Temmuz 1914'te, Avusturya arşidükü Franz Ferdinand'm öldürülmesi ile başlayan bunalım, Alman devlet adamlarını hazırlıksız yakalamış, Avusturya-Macaristan'ın yanında yer alıp almama konusunda karar vermeye zorlamıştı. Avusturya'ya, Sırbistan'a karşı harekete geçme izni verirken de, olası bir Rus müdahalesi karşısında Avusturya'yı desteklemeyi üstlenirken de savaşı seçtikle­rinin farkında değildiler.

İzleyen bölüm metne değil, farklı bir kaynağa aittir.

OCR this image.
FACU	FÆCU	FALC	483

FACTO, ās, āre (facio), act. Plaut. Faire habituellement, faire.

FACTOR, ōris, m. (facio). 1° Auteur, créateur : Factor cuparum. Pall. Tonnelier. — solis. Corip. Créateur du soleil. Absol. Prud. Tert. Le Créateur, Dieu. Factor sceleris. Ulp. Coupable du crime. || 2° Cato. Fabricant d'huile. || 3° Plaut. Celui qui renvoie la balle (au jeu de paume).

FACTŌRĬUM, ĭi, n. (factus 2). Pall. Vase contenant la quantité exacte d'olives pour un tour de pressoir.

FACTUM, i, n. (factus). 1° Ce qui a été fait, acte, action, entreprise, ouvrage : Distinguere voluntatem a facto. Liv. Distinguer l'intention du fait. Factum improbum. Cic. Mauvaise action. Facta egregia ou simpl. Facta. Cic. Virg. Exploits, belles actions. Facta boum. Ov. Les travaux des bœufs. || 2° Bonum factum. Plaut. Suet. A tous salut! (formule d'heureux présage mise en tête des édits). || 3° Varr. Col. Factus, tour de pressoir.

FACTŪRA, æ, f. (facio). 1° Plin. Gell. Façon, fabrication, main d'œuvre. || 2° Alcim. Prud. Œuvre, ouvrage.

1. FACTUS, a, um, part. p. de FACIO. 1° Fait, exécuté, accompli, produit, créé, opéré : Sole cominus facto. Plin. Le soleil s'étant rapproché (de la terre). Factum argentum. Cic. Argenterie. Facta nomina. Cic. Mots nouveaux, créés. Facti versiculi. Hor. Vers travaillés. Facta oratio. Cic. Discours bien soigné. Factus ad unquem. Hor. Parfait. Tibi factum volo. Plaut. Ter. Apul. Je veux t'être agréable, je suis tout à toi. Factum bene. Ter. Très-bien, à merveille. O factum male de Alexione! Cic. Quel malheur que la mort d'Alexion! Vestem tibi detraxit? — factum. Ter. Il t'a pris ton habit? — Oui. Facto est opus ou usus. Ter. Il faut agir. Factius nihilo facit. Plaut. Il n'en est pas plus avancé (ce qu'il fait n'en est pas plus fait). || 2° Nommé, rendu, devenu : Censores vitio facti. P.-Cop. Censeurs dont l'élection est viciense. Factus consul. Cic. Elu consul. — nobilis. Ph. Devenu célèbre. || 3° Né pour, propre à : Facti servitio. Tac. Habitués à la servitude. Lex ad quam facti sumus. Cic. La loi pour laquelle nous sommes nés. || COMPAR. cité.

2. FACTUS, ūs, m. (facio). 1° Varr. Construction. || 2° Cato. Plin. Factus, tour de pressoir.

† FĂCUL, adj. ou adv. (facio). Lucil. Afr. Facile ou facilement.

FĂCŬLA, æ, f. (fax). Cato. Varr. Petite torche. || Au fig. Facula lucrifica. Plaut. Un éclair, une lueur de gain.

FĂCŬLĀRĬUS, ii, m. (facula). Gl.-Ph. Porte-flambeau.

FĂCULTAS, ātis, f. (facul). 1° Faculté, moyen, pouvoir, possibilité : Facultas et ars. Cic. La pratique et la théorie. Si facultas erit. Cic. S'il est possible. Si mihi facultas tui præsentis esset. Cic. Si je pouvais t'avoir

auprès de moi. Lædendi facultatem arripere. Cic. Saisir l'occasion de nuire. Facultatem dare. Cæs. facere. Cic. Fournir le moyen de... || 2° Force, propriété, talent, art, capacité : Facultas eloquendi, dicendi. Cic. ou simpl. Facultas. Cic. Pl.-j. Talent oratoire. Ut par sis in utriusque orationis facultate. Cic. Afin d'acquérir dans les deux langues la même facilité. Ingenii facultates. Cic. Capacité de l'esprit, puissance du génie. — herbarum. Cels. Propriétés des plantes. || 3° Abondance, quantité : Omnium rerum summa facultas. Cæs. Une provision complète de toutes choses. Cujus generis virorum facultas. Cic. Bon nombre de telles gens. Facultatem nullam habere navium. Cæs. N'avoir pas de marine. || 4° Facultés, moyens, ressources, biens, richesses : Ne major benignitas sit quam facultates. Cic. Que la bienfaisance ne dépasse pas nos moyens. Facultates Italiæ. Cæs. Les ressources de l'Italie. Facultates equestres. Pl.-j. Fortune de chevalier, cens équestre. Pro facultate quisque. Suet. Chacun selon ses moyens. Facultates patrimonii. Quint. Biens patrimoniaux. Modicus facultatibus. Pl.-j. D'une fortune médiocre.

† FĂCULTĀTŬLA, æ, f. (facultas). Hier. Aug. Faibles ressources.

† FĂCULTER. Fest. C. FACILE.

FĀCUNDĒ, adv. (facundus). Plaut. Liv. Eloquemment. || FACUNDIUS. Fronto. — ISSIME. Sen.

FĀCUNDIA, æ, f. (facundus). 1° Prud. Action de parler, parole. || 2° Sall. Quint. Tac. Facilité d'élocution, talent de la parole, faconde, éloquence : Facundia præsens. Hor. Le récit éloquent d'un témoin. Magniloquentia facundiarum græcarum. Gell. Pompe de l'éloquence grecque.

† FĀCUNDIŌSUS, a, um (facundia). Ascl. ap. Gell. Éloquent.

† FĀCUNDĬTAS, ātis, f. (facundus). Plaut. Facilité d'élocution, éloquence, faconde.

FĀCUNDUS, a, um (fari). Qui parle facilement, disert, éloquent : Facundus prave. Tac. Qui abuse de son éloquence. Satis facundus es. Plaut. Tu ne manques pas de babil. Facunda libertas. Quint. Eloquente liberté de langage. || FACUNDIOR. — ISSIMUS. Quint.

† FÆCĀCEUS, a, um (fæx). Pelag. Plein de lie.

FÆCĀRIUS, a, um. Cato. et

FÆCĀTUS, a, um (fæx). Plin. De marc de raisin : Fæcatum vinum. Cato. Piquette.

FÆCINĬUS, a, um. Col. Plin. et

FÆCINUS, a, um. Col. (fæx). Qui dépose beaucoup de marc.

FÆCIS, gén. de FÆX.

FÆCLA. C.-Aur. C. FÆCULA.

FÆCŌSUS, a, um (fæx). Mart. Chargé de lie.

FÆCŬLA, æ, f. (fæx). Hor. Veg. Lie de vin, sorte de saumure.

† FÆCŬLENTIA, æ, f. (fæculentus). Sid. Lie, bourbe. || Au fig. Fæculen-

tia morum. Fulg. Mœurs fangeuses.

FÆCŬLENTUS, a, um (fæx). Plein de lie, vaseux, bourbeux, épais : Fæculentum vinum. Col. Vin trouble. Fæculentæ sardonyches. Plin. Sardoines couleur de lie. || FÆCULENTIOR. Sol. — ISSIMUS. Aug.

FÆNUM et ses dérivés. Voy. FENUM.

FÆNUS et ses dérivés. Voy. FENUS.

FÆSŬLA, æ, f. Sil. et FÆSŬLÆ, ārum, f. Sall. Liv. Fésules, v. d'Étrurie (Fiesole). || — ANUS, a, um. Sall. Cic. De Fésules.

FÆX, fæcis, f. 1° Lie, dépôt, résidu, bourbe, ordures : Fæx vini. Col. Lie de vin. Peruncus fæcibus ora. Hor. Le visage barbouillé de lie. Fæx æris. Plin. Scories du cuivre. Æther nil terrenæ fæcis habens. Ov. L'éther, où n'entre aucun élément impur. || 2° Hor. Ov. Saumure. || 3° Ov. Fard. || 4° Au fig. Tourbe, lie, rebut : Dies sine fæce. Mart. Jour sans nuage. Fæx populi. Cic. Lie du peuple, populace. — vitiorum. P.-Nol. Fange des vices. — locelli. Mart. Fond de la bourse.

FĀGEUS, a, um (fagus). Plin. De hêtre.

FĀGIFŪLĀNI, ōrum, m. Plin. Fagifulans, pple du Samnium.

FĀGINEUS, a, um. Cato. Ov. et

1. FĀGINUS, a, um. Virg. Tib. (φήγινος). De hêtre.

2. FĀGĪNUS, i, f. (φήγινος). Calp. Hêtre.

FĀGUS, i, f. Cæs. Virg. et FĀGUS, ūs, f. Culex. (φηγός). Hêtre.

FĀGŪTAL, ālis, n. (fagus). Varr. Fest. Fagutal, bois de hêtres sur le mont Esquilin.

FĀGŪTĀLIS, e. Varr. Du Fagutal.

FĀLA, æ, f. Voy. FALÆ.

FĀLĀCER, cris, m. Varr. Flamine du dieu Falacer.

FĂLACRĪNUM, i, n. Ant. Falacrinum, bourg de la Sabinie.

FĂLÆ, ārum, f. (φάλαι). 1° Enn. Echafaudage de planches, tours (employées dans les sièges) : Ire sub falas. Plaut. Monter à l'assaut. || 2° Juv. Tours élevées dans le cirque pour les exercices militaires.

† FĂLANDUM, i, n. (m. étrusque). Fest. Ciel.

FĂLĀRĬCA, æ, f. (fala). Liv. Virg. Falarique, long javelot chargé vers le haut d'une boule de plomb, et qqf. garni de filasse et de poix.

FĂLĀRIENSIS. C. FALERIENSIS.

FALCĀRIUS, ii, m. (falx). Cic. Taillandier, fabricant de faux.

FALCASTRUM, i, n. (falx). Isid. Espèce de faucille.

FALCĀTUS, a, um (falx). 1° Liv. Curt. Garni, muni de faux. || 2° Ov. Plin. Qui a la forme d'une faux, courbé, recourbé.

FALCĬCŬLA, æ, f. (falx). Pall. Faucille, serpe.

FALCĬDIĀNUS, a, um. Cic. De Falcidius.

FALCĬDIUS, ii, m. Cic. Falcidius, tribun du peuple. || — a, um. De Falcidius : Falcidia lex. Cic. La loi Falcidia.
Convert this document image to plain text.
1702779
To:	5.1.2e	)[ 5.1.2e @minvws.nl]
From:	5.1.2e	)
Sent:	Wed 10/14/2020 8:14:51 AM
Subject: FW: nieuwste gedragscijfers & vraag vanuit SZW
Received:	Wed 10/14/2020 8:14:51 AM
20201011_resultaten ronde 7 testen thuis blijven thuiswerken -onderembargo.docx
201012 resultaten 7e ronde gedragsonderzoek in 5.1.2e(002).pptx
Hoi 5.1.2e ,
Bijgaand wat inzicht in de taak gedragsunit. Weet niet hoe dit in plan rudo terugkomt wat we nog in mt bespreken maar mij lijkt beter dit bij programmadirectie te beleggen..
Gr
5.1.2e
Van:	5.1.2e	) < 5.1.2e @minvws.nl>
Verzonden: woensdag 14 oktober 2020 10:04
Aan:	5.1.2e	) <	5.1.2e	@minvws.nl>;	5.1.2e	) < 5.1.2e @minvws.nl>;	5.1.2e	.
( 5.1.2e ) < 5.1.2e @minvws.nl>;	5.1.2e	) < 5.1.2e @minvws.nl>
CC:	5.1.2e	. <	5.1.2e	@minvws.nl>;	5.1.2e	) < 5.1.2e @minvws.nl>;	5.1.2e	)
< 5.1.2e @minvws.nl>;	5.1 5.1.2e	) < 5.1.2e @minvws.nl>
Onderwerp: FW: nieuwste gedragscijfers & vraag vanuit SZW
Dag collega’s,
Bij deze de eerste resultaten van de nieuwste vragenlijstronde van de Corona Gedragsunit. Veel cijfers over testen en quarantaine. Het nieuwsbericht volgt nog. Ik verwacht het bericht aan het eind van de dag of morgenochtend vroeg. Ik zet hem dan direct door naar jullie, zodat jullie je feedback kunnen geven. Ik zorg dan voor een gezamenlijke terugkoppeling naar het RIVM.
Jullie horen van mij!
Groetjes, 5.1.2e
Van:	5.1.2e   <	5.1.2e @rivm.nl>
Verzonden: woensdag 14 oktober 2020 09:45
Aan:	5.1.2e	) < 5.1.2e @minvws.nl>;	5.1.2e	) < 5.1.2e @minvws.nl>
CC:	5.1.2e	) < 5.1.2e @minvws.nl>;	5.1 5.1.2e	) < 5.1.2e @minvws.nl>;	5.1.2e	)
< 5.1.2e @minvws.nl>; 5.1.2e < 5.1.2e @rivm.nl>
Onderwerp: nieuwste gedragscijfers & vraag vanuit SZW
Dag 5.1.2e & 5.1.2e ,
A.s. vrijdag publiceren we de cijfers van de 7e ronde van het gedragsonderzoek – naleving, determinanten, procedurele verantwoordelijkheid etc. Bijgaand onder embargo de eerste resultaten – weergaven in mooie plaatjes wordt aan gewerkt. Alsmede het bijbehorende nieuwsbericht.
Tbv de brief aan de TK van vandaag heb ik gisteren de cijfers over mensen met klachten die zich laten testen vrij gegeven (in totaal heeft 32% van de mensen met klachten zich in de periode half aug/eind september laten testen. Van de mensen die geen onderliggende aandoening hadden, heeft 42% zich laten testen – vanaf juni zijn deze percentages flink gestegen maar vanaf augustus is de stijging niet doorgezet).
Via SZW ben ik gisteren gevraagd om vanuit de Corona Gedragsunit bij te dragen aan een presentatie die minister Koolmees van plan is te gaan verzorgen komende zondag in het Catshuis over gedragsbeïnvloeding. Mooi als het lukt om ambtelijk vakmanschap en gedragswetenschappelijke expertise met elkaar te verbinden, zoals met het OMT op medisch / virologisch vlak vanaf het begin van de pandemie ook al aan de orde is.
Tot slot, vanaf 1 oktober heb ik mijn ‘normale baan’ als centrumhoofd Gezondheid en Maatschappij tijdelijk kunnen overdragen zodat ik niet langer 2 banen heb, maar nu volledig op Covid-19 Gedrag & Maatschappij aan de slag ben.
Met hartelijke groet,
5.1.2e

Alman genel kurmay başkanı Helmuth von Moltke, Al­manya'nın tek şansının, Ruslar hazır olma­dan Fransa'yı yenik düşürmek olduğu görü­şündeydi. Rusya'da seferberlik ilan edildiği­ne göre, Almanya hiç vakit yitirmeden hem Fransa'ya hem de Rusya'ya savaş ilan etmeliydi. Hükümet bu savaşa fazla karşı çıkamadı ve sonunda, İngiltere'nin Alman­lara karşı savaşa girmesine yol açan Belçika harekâtını onayladı.


Savaşın kısa süreceğine inanan Alman Yüksek Komutası’nın planları kısa sürede bozuldu: Paris'i ele geçiremeyen Al­manya, Belçika ve Kuzey Fransa boyunca uzanan bir hattı tutmak zorunda kaldı. Ama Rusların Tannenberg'de yenilmesi, Alman­ya'ya, savaşın görünüşteki amacı olan gü­venliği sağlamıştı. 1917 yazına değin her an, statükoya dayalı bir barış anlaşması için görüşme masasına oturabilirdi. Ama Alman sanayisinin gelişimini baltalayacak ve ülke içinde siyasal bir devrime yol açabilecek böyle bir barışın o günlerde Almanya tarafından kabul edilmesi olanaksızdı. Moltke'den sonra Genel Kurmay başkanı olan Erich von Falkenhayn, Batıdaki İngiliz-Fransız saldırılarını etkisizleştirmeyi başar­dı; doğuda da Galiçya'ya giren Ruslar geri püskürtüldü, Sırbistan alındı (1915 sonba­harı). Osmanlı Devleti'nin (1914) ve Bulga­ristan'ın da (1915) Müttefiklere katılması ile Almanya, Basra Körfezi'ne kadar uzanan bir kara bağlantısı elde etmiş oldu. Böylece, savaşın ikinci yılında Almanya, kaynakla­rını ciddi biçimde harekete geçirerek orga­nize olmuştur.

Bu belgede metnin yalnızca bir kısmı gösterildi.